Gêné par une entorse au genou droit, l'international français (31 ans ; 62 sélections) a refoulé les pelouses vendredi dernier, jouant une mi-temps contre les Zebres. Pour son plus grand plaisir. Et il devrait enchaîner très rapidement les matchs. Contre les Saracens, un adversaire que les Toulousains n'ont jamais battu (deux confrontations en phase de poule de l'édition 2000-2001), il devrait même être titularisé mais laissera la capitanat à Florian Fritz qui a assuré l'intérim avec Yannick Nyanga. "On veut lui laisser la possibilité de se concentrer sur sa propre partie", a expliqué le manager Guy Novès.

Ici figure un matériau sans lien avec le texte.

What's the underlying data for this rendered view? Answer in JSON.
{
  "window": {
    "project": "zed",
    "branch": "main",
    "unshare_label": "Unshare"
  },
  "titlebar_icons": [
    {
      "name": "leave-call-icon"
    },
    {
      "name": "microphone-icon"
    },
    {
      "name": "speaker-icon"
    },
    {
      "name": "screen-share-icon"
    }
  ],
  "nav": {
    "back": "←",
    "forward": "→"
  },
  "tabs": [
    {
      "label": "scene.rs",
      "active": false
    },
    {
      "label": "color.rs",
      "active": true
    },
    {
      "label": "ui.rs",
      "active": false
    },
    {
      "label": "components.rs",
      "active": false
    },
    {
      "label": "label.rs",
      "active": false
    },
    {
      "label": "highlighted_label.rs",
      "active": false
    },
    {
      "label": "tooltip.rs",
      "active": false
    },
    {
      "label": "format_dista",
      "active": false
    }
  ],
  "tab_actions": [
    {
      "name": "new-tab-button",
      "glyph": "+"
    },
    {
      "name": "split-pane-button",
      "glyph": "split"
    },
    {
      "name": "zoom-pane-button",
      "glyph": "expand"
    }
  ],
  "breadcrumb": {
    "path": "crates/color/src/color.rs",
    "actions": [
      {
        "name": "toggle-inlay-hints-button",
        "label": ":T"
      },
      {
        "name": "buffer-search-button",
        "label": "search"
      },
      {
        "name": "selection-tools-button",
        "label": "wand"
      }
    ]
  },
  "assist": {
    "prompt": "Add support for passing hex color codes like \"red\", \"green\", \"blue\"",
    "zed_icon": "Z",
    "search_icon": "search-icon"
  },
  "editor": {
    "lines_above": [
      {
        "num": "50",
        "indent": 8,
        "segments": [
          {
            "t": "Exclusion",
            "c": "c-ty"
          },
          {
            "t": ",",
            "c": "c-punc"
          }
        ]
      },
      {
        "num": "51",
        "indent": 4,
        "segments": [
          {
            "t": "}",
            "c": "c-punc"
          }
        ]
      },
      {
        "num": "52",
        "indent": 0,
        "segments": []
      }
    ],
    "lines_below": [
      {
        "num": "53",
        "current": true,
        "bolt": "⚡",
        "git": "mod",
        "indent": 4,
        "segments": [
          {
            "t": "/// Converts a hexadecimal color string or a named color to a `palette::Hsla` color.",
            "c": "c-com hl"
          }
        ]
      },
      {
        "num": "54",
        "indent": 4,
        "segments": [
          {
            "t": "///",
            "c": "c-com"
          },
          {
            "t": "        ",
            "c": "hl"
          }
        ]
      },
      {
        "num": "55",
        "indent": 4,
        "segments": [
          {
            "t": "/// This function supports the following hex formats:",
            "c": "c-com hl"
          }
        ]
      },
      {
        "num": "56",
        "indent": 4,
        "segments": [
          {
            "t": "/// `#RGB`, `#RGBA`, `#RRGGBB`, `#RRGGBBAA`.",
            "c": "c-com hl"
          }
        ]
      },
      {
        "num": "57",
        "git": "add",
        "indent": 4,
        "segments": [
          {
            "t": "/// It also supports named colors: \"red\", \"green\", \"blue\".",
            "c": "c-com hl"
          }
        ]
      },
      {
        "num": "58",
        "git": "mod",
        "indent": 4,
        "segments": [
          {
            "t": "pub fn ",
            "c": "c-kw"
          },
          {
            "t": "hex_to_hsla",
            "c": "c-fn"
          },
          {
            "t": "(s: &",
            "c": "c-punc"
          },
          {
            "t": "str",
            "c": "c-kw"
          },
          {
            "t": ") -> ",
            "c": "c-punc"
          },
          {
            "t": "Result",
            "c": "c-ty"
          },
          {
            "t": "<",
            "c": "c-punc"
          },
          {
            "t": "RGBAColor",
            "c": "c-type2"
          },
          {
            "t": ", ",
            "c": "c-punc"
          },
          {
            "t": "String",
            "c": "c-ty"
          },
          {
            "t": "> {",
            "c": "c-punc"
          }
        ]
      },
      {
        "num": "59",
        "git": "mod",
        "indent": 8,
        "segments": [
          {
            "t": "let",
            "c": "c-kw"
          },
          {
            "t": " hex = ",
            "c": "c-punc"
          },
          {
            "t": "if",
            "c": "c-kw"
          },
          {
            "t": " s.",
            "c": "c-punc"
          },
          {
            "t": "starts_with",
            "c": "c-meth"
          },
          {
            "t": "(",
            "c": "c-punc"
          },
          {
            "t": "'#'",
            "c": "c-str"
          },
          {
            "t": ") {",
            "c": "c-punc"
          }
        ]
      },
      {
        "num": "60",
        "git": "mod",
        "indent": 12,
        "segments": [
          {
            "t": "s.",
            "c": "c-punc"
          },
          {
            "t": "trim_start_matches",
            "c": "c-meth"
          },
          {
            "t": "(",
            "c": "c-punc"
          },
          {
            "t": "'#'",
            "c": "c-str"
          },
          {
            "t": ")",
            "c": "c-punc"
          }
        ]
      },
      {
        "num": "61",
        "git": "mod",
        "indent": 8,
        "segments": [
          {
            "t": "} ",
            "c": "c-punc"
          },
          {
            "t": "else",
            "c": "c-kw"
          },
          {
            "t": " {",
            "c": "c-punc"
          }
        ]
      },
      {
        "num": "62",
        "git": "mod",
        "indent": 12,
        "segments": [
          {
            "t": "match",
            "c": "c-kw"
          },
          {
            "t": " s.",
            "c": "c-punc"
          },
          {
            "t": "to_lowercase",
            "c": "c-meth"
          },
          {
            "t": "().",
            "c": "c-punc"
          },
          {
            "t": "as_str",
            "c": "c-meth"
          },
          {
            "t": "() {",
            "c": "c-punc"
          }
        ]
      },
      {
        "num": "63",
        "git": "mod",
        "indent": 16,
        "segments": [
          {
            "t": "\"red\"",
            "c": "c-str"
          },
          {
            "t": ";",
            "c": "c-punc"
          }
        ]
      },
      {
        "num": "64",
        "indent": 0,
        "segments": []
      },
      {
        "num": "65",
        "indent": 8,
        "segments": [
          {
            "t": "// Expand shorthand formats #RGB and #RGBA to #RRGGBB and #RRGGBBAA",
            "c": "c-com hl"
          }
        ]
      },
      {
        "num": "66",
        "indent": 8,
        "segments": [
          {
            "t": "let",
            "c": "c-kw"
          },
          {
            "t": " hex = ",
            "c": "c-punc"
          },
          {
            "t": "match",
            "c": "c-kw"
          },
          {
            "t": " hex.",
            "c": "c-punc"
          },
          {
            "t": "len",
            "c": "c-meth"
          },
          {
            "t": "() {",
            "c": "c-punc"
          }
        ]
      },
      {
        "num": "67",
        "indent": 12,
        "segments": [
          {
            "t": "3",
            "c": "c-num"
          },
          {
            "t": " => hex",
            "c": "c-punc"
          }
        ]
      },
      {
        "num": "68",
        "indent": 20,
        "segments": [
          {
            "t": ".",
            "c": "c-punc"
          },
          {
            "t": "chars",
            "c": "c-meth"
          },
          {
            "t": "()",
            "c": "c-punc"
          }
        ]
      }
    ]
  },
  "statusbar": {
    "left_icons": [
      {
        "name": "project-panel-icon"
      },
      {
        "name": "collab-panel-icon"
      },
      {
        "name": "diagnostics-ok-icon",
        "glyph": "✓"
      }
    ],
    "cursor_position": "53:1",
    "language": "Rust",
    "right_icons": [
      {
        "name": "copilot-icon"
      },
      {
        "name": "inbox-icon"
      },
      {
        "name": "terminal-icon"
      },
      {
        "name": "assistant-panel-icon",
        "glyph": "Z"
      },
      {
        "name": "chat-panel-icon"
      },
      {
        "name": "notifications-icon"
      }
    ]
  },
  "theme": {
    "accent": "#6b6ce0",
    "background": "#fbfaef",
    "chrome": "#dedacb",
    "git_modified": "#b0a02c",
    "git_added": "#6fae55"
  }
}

Les galons de capitaines, Dusautoir les retrouvera avec une autre équipe: le XV de France. Il n'est pas plus qu'à trois rencontres du record détenu par Fabien Pelous (42). "C'est une marque de confiance et c'est important, mais le plus important est que l'équipe de France appréhende ces trois prochains matches (Nouvelle-Zélande, Tonga et Afrique du Sud NDLR) avec le maximum de confiance. De belles rencontres nous attendent, de belles opportunités qui, je l'espère, nous permettront de remonter notre quota de victoires en s'appuyant sur ce qui a pu être fait pendant la tournée d'été". Pourtant, les Bleus ont pourtant subi un triple revers en Nouvelle-Zélande en juin dernier.

Wembley, "stade mythique"

Bref, ces évènements à venir constituent un parfait tremplin vers le plus haut niveau international. Mais avant cela, il faudra pour cela que Dusautoir, ainsi que les Toulousains, qui n'ont pas encore gagné à l'extérieur cette saison, retrouvent un niveau de jeu supérieur pour bien figurer dans une compétition où ils ne se sont plus imposés en terre britannique depuis décembre 2011 et un succès chez les Harlequins (21-10). "C'est une bonne raison de faire mentir les statistiques", s'amuse le "Dark Destroyer", en reconnaissant que le parcours des Toulousains ces deux dernières saisons a été en deçà des objectifs européens. "L'année dernière, on n'a pas pu sortir des poules et la précédente, on a perdu en quarts de finale à Edimbourg en faisant un très mauvais match (défaite 19-14. Cette année, avec l'ambition du club et des joueurs, nous chercherons quelque chose d'important".

Cette ambition commence ce vendredi à Wembley, "un écrin, un stade mythique". "Jouer à Wembley ajoute à la magie de l'événement mais cela ne constituera pas l'essentiel de la partie", estime Dusautoir. Une partie que les Toulousains, s'ils veulent rester en tête de la poule 3, se doivent de gagner sous peine de placer les Anglais, vainqueurs (23-17) au Connacht, en position favorable. "Les Saracens sont l'ogre de cette poule, souligne le troisième ligne haut-garonnais. C'est un adversaire qu'on est largement capable de battre mais il nous faudra jouer notre meilleur rugby ce jour-là. C'est le genre de défi stimulant et qui ajoute à la magie de la Coupe d'Europe".